国防部(国防省)政治作戦局は1日に公表した報告書で、中国の偽情報や心理戦の攻勢は日増しに頻繁に細やかになっていると指摘。偽情報やデマ、誤情報など多様なやり方で事実とは異なる内容を拡散し、台湾内部の分断を図っているとして警戒感を示した。同局と国家安全局は2日の立法院(国会)外交・国防委員会で、中国の情報操作への対策について報告した。
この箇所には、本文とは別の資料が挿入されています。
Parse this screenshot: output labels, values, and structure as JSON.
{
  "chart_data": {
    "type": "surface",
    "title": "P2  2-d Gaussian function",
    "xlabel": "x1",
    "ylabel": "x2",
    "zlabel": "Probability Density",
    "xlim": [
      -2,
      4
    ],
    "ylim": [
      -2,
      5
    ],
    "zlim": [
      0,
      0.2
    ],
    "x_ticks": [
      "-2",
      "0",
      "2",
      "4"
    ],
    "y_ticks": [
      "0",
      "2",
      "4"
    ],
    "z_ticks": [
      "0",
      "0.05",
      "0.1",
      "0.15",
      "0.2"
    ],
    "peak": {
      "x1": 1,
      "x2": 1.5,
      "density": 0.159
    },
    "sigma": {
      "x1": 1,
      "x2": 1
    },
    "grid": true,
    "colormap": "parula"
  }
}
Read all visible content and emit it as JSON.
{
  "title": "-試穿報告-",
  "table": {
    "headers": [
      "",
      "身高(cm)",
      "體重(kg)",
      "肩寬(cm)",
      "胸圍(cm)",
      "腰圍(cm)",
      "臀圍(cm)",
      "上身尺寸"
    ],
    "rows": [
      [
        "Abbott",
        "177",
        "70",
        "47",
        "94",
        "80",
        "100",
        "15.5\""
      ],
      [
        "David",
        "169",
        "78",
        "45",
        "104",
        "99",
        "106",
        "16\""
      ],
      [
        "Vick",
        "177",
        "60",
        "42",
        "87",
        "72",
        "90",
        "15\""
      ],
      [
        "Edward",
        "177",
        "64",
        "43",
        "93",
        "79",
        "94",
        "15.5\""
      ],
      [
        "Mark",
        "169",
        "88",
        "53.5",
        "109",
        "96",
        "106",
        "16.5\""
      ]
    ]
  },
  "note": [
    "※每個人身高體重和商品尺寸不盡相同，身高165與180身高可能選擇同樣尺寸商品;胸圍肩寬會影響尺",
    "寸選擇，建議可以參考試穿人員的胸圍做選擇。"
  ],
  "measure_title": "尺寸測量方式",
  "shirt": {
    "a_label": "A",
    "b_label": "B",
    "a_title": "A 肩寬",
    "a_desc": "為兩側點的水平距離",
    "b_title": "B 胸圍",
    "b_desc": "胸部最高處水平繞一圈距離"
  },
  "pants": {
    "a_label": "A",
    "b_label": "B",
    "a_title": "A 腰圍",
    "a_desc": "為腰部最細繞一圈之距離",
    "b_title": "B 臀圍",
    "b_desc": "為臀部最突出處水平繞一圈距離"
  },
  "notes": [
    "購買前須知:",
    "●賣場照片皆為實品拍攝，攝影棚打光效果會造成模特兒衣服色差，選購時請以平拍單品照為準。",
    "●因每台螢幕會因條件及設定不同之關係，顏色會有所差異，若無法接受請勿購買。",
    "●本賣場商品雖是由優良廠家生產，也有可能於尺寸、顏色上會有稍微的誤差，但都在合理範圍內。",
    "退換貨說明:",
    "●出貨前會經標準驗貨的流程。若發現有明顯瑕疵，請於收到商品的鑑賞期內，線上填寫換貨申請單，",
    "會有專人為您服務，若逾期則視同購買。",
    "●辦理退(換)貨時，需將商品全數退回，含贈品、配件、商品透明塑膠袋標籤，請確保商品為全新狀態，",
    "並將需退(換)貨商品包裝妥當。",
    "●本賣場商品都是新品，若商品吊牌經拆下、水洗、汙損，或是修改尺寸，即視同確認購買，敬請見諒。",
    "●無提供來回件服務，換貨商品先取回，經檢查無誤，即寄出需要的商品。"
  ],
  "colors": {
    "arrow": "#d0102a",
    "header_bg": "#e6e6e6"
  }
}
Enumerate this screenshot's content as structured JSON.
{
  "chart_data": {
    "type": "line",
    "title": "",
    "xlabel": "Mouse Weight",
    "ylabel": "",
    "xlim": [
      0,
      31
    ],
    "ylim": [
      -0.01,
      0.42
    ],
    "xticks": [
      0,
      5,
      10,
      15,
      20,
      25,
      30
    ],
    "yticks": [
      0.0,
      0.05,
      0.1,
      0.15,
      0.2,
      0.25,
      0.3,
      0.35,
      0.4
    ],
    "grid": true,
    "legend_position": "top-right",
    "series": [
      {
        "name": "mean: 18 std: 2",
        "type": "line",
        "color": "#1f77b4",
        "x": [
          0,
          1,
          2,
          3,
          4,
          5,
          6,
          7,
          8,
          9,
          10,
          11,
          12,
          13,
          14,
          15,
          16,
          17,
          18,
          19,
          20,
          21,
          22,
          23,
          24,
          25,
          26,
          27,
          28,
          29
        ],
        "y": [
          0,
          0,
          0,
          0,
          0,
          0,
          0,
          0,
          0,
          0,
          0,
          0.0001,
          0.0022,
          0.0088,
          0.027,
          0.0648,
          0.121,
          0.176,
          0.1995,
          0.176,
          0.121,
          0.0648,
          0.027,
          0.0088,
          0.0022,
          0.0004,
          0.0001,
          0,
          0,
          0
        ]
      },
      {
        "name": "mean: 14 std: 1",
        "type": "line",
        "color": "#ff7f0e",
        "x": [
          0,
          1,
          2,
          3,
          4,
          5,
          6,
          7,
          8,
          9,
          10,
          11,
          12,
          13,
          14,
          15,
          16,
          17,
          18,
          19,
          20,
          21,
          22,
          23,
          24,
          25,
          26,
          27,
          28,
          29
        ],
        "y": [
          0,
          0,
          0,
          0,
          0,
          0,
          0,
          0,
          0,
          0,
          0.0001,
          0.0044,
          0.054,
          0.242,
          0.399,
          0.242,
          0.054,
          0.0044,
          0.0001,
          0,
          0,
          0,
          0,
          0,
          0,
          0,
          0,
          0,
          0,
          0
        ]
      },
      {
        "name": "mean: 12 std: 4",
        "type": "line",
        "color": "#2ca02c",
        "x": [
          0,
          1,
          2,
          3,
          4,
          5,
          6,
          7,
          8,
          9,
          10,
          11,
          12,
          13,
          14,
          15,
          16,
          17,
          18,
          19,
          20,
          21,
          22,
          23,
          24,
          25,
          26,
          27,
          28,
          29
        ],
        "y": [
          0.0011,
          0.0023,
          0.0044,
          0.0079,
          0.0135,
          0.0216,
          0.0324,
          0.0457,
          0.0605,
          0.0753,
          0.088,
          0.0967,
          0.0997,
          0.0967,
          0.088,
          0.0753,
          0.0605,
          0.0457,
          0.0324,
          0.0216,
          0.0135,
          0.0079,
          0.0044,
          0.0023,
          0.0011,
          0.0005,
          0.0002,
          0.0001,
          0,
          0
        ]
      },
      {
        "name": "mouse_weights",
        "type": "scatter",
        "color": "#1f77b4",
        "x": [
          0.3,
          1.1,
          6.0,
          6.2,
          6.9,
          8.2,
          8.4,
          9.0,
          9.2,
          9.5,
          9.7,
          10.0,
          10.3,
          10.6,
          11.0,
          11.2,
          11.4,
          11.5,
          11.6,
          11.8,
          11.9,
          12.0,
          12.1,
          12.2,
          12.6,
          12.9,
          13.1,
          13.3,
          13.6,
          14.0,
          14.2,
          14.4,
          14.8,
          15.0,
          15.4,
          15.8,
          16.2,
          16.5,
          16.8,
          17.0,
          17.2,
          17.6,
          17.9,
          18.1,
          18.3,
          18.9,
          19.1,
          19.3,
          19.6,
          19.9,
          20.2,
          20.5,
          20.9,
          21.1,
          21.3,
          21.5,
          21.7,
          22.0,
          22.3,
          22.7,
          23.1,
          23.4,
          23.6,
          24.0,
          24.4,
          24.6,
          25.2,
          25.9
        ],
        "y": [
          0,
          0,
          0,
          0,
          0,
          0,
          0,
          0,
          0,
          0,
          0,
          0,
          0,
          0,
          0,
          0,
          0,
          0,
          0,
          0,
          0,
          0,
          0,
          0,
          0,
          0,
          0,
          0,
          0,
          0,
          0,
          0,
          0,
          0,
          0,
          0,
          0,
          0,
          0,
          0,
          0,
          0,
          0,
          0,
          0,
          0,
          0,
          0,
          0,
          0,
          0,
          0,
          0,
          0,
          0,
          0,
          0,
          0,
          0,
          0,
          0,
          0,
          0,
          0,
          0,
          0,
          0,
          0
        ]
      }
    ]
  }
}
中国に同調するメディアに関して与野党の立法委員(国会議員)から質問を受けた陳氏は、一部の台湾メディアの伝える内容や報道の仕方、切り口、論調などが、台湾を威圧する中国の言論と呼応していることは察知していると説明。具体的証拠を集めて監督機関に提供し、対処を要請するとした。同調メディアの数やリストの公表については差し控えると述べた。

中国の情報操作を巡っては、国際ジャーナリスト団体「国境なき記者団」が今年3月、報告書を公表し、台湾が数十年にわたり中国のデマ活動の標的になっていると指摘した。報告書ではデマ拡散の一例として、昨年9月、台風の影響で関西国際空港に取り残された台湾人に対する台北駐大阪経済文化弁事処(総領事館に相当)の対応に関して、中国から誤報が流されたことを紹介。この偽ニュースによって同処への批判が噴出し、その数日後に同処の蘇啓誠処長が自殺した。

政治作戦局は、軍傘下の新聞や雑誌、ラジオ、ウェブサイト、SNS(交流サイト)などを通じ、偽情報に対して否定や反証を即時に行っていくとしている。